Following this implementation phase, Trinity Health formed a Care Optimization Team, led by Moser. Each Trinity Health hospital has two representatives on the Care Optimization Team, a physician or clinician plus the blood bank supervisor. Hospital representatives meet regularly to discuss the successes and challenges of patient blood management and share best practices.

“We’ve produce a daily, detailed report that covers all the transfusion-ordering practices for every hospital in our system,” Moser explains. “Each morning, I receive several emails with transfusion reports. I can see who has ordered transfusions, why they were ordered, how many units were ordered, whether a patient met the right threshold and any necessary patient identifiers.”

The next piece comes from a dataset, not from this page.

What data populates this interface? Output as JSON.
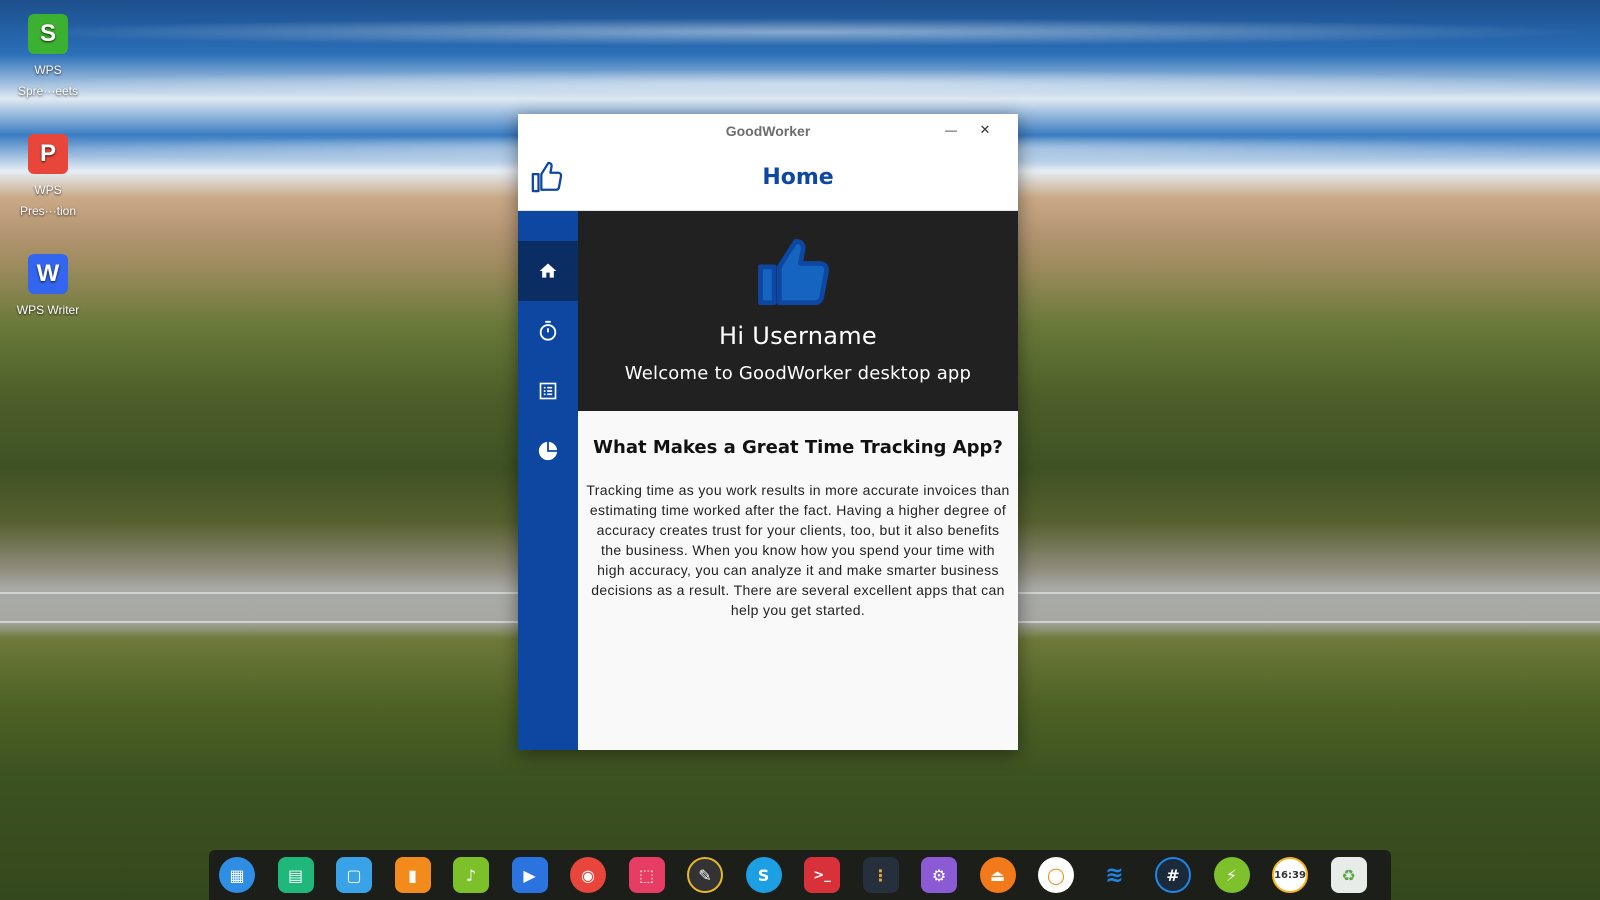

Centura Health: Harnessing Technology

Before becoming chief medical officer of HCA’s Physician Services Group, Christopher Ott, M.D., was chief medical officer of the Mountain and North Denver Operating Group of Centura Health. The blood utilization team at Centura Health implemented a program to help physicians monitor how many transfusions they were ordering.

“Old habits are hard to break,” Ott explains. “If you learned during your training to transfuse at a given level, use blood products in particular ratios and for certain diagnoses, and have done so for years, it can be difficult to adopt a new practice. In order to disrupt reflexive ordering, the IT system is utilized to prompt a consideration of each blood product order and require a reason for transfusing outside of the data-supported range.”

If a physician logs in to the computer ordering system to order red blood cells and the patient doesn’t meet the right threshold, then a notification alerts the physician.

The system helped Centura reduce its overall use of blood products by 40 to 60 percent while significantly decreasing the risk of patient harm, Ott adds.